Re:Holy idiocy batman (Score:5, Interesting)
RAM disks are cool and all, but except on live CDs they're usually unnecessary. The kernel's buffer cache and directory-name-lookup cache (in RAM) can often outperform RAM disks on second reads and writes.
(Claimer: I worked on file systems for HP-UX, and we measured this when we considered adding our internal experimental RAM FS to the production OS.)
Re:Holy idiocy batman (Score:5, Interesting)
Actually, NAND flash doesn't "die" when you try to do the N+1 erase-write cycle (it's cycles, not writes. A cycle consists of flipping bits from 1 to 0 (aka write), and then from 0 to 1 (aka erase)). In practically all controllers, you do partial writes. With SLC NAND, it's fairly easy - you can write a page at a time, or even half pages. MLC lets you do page at a time as well - given typical MLC "big block" NAND of 32 4k pages, a block can be written 32 times before it's erased (once per page - you cannot do less than a page at a time).
And... other dirty little secret - the quoted cycle life is guaranteed. It means your part will be able to be written and erased 3000 times. Most typically, they're an order of magnitude more conservative - so a 3000 cycle flash can really get you 30,000 with proper care and tolerance.
Of course, a really big problem with cheap SSDs is lame firmware because what you need is a good flash translation later (FTL) which does wear levelling, sector translations, etc.
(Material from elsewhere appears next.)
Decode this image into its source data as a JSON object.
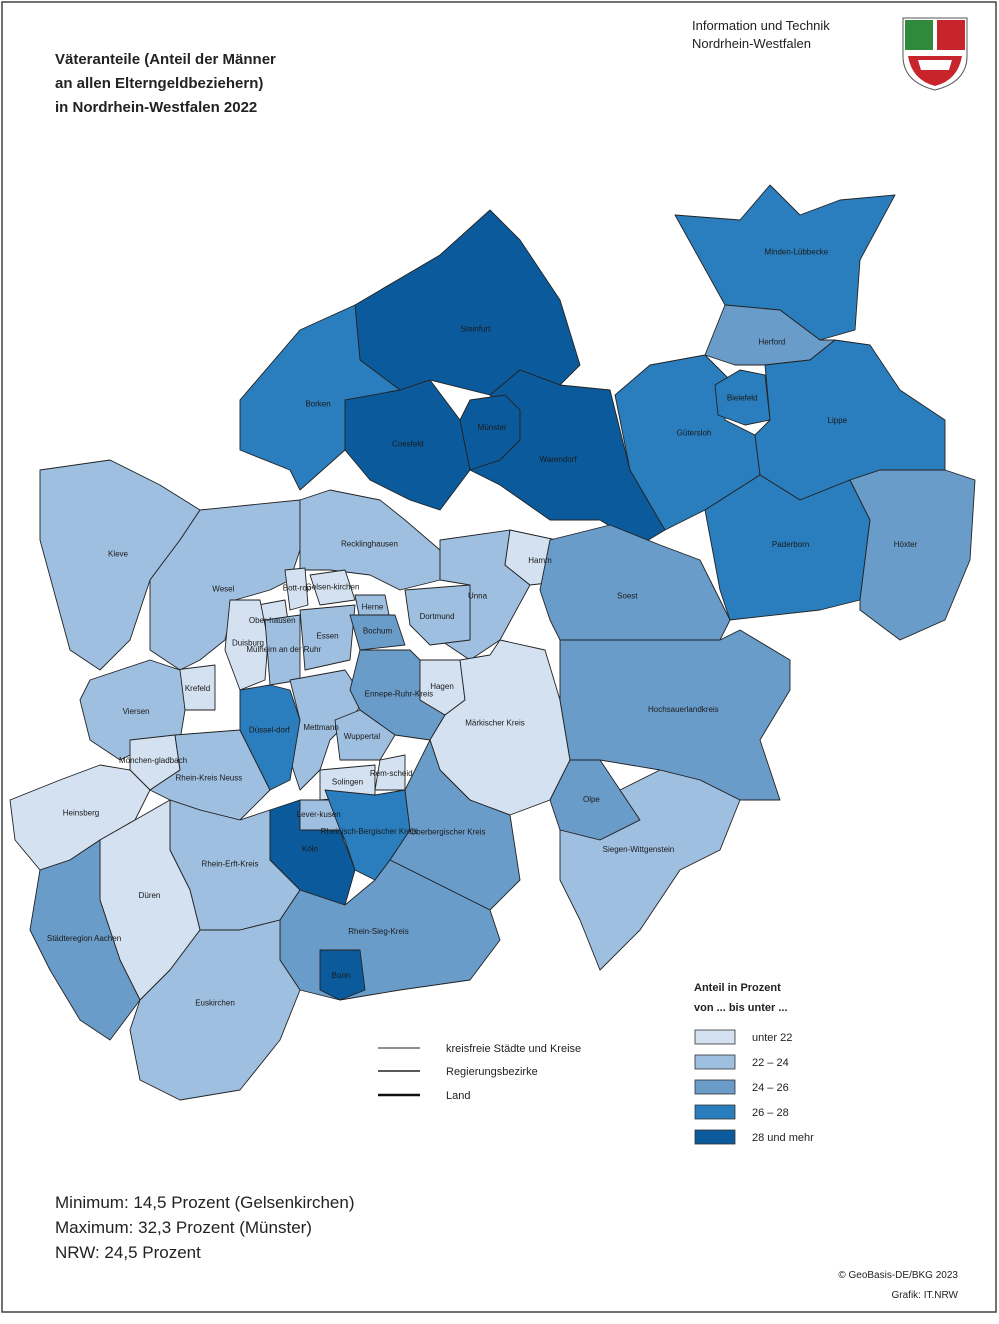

These things are VERY proprietary and HEAVILY patented. A dirt cheap crappy controller you might find on low end thumbdrives and memory cards may not even DO translation or wear levelling. The other problem is the flash translation table must be stored somewhere so the device can find your data (because of wear levelling, where your data is actually stored versus where your PC thinks it is different - again, the FTL handles this). For some things, it's possible to just scan the entire array and generate the table live, but generally it's impractical at the large scale because it requires time to perform the scan. So usually the table is stored in flash as well, which of course is not protected by the FTL. Depending on how things go, this part could corrupt itself easily leading to an unmountable device or basically, a dead SSD.
For some REAL analysis, some brave souls have been stressing cheap SSDs to their limits until failure - http://www.xtremesystems.org/forums/showthread.php?271063-SSD-Write-Endurance-25nm-Vs-34nm [xtremesystems.org]
Some of those SSDs are actually still going strong.
The best bet is to buy from people who know what they're doing - the likes of Samsung (VERY popular with the OEM crowd - Dell, Lenovo, Apple, etc.), Toshiba, and Intel - who all make NAND memory and thus actually do have experience on how to best balance speed and reliability. Everyone else is just using the datasheet and just assembling them together like they would any other PC part.